ULRICH SCHULTE ÜBER DIE ZYPERNTAKTIK VON ROT-GRÜN
: Die Blender

Was ist denn plötzlich mit SPD und Grünen los? Beide Parteien drohen der Bundeskanzlerin doch tatsächlich damit, den Milliarden-Hilfen für Zypern nicht zuzustimmen. Ja, das ist überraschend: Denn während die Opposition in der Innenpolitik auf Angela Merkel einprügelt, wo sie nur kann, hat sie bisher bei jeder Rettungsaktion in der europäischen Krise die Koalition brav unterstützt. Der Wunsch nach klarer Kante ist also verständlich – doch die jetzige Drohgeste könnte sich als Rohrkrepierer erweisen.

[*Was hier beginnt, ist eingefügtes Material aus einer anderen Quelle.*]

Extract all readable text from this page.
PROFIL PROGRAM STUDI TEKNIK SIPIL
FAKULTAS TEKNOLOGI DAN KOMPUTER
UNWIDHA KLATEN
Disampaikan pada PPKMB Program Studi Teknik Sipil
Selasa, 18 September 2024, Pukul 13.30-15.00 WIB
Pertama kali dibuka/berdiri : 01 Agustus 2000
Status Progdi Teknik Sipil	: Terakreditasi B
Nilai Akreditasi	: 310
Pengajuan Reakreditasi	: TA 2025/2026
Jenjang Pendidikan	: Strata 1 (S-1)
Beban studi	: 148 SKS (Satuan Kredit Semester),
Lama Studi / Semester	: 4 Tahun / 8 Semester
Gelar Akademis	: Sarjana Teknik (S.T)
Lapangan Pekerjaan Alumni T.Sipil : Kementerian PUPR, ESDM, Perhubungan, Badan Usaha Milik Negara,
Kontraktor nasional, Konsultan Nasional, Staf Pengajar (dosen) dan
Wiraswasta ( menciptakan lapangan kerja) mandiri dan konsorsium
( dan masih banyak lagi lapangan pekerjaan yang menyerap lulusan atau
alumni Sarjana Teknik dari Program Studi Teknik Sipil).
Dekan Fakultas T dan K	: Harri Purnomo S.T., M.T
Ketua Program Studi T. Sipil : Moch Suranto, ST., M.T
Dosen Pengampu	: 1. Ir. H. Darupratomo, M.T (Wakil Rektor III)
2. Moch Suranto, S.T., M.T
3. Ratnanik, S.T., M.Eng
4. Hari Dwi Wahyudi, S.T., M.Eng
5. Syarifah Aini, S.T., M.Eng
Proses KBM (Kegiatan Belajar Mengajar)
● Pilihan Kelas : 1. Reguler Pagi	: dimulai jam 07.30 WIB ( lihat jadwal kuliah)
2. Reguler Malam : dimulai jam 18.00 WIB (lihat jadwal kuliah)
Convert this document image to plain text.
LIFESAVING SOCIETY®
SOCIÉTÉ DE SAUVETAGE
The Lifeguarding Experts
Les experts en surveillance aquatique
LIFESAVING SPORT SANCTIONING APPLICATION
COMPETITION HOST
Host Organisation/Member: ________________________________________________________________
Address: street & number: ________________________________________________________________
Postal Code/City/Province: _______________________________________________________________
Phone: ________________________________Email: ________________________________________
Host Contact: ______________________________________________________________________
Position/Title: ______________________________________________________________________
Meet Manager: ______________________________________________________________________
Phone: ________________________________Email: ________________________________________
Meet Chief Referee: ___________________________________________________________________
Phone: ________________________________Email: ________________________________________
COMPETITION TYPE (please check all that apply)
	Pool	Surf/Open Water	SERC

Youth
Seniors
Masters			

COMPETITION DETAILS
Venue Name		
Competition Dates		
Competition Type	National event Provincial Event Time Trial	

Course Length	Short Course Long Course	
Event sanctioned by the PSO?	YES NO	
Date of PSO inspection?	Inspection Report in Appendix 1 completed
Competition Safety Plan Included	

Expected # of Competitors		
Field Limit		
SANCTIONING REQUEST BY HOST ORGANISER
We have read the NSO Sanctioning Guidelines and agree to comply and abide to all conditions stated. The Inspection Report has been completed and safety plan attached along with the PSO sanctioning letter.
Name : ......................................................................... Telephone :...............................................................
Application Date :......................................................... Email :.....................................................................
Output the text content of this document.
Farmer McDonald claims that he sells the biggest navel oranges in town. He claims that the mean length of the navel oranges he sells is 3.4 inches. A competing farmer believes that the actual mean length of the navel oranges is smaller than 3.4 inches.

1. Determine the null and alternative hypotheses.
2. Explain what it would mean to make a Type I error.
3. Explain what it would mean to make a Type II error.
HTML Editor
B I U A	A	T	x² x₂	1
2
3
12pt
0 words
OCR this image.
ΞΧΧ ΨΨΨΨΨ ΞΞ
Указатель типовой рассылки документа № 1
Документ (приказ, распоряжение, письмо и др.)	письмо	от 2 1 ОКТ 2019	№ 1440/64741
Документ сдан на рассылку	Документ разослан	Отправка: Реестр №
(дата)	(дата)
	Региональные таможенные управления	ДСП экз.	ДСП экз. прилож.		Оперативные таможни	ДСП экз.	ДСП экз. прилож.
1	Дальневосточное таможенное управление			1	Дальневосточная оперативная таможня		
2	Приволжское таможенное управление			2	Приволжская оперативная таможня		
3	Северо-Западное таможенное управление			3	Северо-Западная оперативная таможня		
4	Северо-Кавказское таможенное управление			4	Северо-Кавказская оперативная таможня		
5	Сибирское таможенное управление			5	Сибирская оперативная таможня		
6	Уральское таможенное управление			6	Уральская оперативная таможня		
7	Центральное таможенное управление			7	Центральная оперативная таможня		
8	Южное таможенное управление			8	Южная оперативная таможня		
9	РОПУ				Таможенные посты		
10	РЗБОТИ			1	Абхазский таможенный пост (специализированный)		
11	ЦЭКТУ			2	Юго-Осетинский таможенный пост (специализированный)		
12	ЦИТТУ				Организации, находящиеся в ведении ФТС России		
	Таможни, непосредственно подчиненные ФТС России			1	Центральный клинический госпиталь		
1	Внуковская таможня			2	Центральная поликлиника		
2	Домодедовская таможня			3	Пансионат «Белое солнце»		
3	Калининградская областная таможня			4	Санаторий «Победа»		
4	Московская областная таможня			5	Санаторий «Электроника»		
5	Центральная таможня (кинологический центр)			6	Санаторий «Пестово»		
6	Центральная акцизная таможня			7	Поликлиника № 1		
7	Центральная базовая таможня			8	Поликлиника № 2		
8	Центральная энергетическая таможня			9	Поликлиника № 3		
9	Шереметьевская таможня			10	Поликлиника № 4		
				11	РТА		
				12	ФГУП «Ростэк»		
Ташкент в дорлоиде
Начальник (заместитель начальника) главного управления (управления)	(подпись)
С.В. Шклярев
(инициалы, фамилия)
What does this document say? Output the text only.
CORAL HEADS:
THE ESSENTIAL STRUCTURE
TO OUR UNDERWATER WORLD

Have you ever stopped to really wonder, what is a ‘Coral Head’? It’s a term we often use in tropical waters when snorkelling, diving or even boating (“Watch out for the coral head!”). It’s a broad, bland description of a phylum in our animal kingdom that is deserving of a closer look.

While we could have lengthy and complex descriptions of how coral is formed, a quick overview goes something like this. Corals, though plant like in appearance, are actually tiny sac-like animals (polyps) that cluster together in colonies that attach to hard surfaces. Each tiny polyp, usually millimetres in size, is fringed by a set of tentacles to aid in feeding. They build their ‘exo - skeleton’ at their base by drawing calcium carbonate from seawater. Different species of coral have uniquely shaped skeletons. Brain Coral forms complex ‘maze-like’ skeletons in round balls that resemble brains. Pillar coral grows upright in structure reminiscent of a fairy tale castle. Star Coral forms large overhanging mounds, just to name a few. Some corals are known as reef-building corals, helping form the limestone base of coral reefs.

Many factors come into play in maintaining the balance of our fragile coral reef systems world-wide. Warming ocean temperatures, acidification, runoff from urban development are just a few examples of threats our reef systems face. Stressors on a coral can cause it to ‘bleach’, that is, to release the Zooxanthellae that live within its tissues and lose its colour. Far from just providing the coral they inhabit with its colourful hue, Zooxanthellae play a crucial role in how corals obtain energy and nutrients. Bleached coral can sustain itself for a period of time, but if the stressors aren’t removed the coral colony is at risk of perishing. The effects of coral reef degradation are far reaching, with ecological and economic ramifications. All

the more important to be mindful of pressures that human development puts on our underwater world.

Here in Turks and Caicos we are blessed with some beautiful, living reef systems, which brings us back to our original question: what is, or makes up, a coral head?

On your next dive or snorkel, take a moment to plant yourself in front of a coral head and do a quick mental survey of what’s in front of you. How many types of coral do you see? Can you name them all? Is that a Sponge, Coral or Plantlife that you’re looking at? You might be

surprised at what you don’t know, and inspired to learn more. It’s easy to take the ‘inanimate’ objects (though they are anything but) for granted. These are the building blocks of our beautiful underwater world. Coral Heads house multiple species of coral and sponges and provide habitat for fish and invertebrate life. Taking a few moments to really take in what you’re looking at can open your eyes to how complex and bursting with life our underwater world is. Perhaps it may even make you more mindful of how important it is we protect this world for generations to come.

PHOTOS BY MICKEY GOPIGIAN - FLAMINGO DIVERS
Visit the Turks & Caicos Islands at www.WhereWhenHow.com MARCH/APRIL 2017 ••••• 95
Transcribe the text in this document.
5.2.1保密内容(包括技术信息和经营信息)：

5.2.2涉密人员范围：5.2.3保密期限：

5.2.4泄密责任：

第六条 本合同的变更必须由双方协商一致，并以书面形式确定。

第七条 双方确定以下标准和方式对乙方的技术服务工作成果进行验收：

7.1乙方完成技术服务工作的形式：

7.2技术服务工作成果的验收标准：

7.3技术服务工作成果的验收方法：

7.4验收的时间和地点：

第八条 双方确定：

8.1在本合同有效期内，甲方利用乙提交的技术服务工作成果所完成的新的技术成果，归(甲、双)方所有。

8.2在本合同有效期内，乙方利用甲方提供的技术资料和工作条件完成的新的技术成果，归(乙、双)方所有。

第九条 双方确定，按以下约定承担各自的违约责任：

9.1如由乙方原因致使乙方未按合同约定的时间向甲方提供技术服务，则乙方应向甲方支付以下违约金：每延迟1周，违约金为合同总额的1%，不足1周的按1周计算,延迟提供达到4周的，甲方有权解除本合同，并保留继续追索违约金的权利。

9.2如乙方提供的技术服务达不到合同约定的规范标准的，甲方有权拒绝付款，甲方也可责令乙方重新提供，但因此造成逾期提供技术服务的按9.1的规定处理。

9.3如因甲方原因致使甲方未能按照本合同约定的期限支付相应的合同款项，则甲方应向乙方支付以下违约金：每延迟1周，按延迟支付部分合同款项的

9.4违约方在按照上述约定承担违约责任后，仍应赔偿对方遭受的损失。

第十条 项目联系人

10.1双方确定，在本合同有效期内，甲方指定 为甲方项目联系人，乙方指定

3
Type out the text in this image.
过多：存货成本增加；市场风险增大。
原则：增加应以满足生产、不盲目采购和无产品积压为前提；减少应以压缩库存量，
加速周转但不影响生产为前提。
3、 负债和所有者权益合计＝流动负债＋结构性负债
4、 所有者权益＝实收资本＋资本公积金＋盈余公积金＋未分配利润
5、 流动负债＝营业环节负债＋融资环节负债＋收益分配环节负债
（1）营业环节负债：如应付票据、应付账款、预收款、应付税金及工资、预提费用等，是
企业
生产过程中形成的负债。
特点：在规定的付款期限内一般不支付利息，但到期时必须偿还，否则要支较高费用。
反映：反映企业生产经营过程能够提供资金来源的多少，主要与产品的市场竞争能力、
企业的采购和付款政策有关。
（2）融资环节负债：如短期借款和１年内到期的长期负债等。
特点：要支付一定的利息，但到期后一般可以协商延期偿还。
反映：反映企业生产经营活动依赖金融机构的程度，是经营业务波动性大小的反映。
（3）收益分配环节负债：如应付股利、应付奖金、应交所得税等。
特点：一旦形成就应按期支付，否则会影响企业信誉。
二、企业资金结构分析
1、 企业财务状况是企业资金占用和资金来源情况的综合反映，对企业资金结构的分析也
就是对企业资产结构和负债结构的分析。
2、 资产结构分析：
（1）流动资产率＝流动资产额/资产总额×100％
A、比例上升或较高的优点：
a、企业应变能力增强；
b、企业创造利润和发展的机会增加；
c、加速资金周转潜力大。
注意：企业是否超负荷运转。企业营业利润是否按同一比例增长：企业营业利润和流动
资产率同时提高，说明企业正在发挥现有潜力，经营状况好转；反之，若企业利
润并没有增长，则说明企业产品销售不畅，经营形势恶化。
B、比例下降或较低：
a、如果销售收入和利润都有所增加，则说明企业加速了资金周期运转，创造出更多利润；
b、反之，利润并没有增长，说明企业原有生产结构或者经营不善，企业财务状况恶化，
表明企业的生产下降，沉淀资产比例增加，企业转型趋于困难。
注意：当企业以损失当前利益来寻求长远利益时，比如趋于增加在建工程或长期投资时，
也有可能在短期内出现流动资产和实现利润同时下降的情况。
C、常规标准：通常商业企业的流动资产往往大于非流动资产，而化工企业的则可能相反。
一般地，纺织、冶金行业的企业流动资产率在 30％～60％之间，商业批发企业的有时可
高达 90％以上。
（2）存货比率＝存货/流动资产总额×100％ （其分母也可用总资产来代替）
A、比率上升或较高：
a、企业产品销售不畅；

Bei Europa sind die Grenzen schon lange verwischt: SPD und Grüne nicken Merkels Politik ab, auch weil die Kanzlerin oft spät Instrumente umsetzt, die die Opposition schon länger forderte. Von dieser ganz großen Koalition profitieren die Kontrahenten aber sehr unterschiedlich. Während Merkel die strahlende Krisenmanagerin gibt, wirken SPD und Grüne wie dauerbeleidigte Besserwisser.

Zypern scheint die ideale Gelegenheit für die Revolte. Der Ministaat lockt mit niedrigen Kapitalsteuern, seine Banken stehen im Verdacht, an Geldwäsche und Steuerflucht zu verdienen. Die Vorstellung, ein korruptes System mit Steuergeld zu retten, regt viele eh schon rettungsmüde Deutsche auf. Wer könnte SPD und Grünen verübeln, wenn sie sich dafür nicht hergäben?

Doch Drohungen können schnell auf die Urheber zurückfallen, wenn sie sich als leer erweisen. Erstens wird der Druck, Zypern zu helfen, enorm sein, der Staatenbund kann sich kaum erlauben, die Märkte wegen einer Kleinigkeit erneut zu beunruhigen; und zweitens können Hilfen ja gerade der entscheidende Hebel sein, mit denen die EU Zypern zur Korrektur zwingen kann. SPD und Grüne werden ihre Muskelspielchen also kaum wahr machen. Und dann stehen sie als Umfaller da.